I corral the dogs into the studio and open the front door. “Will you be home at regular time?” she asks. I nod. “Tell Steve hello for me. Have a good day and I’ll see y’all tonight!”
She steps out the door, and I watch as she approaches the edge of the porch, heaves her walker up into the air and then down the one step. I want her to continue to have the strength to do things like this. I worry about her toppling over. Today she is fine. I wave to the transport driver and close the door behind her.
I finish up my journaling by writing out three affirmations, five times each. This morning’s affirmations are:
I envision my life as I want it to be.
All is well, and even better things are coming.
I attract positive people and great opportunities.
Sometimes I find myself repeating them in my head later in the day, which I guess is the whole point.
The dryer buzzes. Back to the laundry room. I dump all the clothes from the dryer into the ‘Clean Clothes Only’ basket and take it into Mom’s room to put everything away: 8 shirts, 8 pairs of pants, 2 nightgowns, 2 housecoats – and 2-1/2 pairs of socks.
This morning was the second morning in a row that I heard Mom up early and her walker scooting into the kitchen before I had heard the bathroom door opening. I hurried to let the dogs out and get in there before she’d settled into her chair at the table (it’s almost impossible to get her up once she’s sat down).
“No! Always first thing! Every morning, when you get up, go change your Depends, first thing!”
“Okay, I’ll do it now.”
She clomped her walker around and headed back to the bathroom.
I was about to write that the rest of the morning’s routine proceeded without a hitch, but I just realized that her ride has come, she’s gone, and I totally forgot about checking her socks.
One of the things I have to remember in the morning is to remove yesterday’s socks from the couch and affirm with Mom that she get clean socks every day. Sometimes our weekend routine is lax, which is why I’m guessing this photo shows three pairs of socks, but hey, at least the message of “clean socks every day” seems to be getting through. Mostly.

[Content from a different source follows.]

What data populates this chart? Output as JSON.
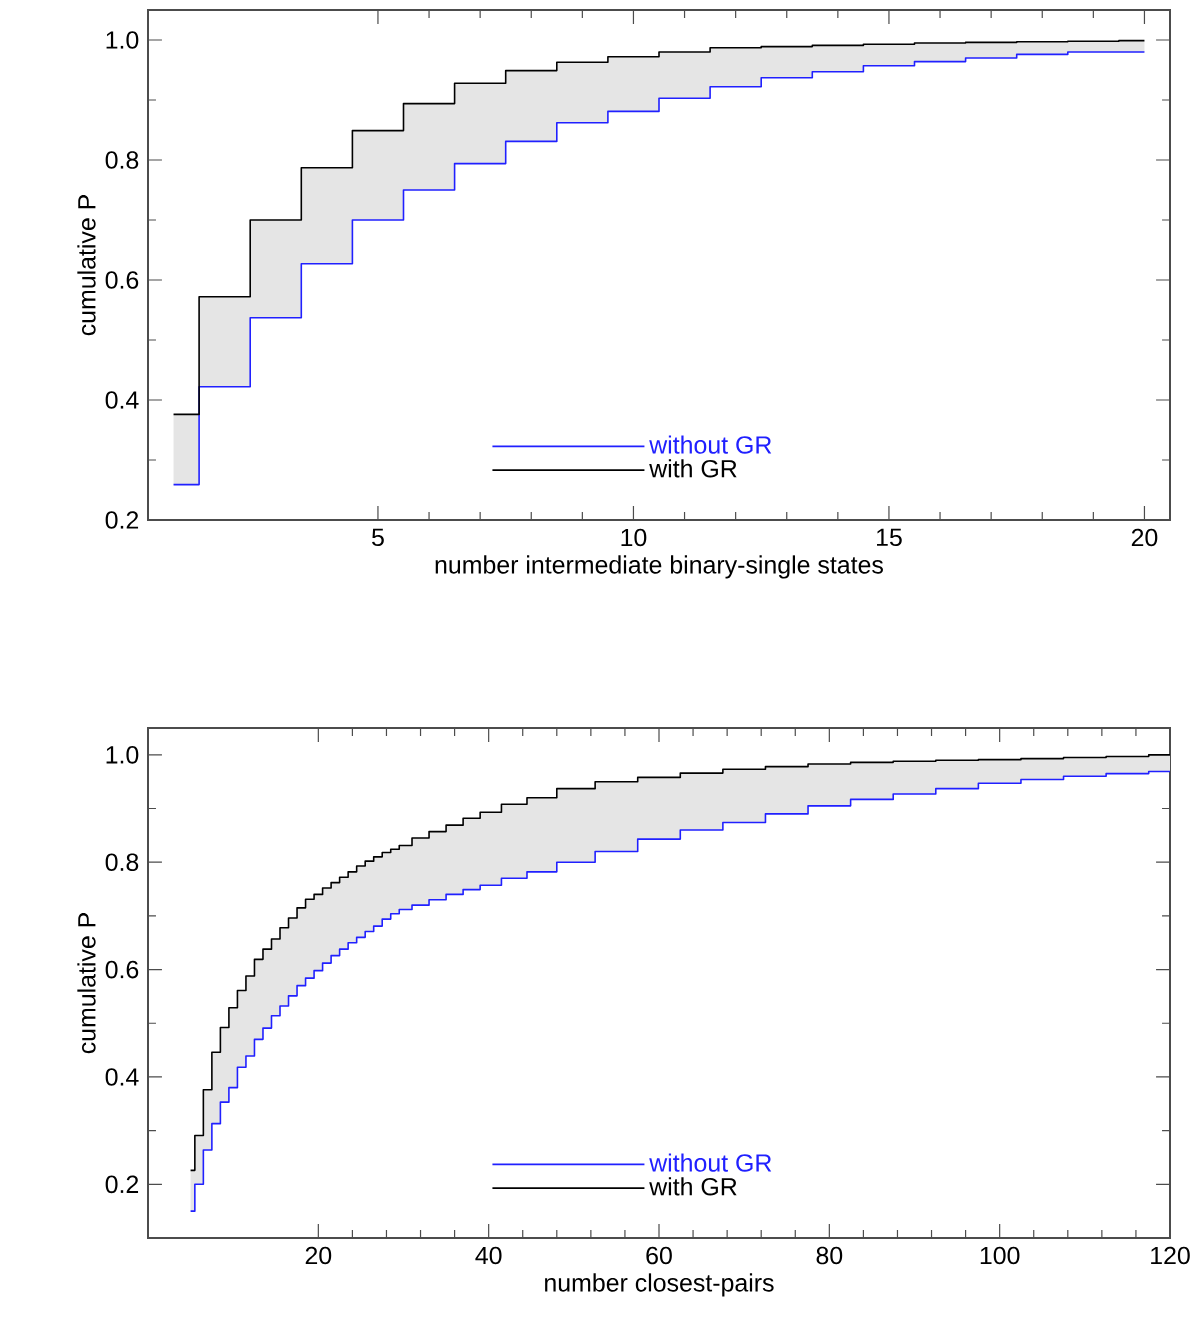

This morning, I go to the couch, move Mother’s purse aside (she tries to hide them from me), and see–no socks! I look around to find that she’s got them on the seat right beside her and as I move toward them, she covers them with her hand and gives me a look. I take them from under her hand, and once again, affirm, “Clean socks every day!”
Mom has a closet filled with comfy clothing. In order for her to choose something from her closetful of clean shirts and pants, I have to hide (i.e. place in her hamper) her clothes from the day before. She just doesn’t understand why she can’t wear the same outfit again and again. It’s so much easier!
She especially doesn’t understand why she should worry about wearing clean socks, and doesn’t like taking the trouble to walk the extra five steps from the closet to the dresser to fetch them. To keep me from making off with them, she has taken to hiding her socks from me, behind the decorative pillow she won at Bingo a few weeks ago.
Since, for me, out of sight is truly out of mind, she succeeds more often than I’d like to admit.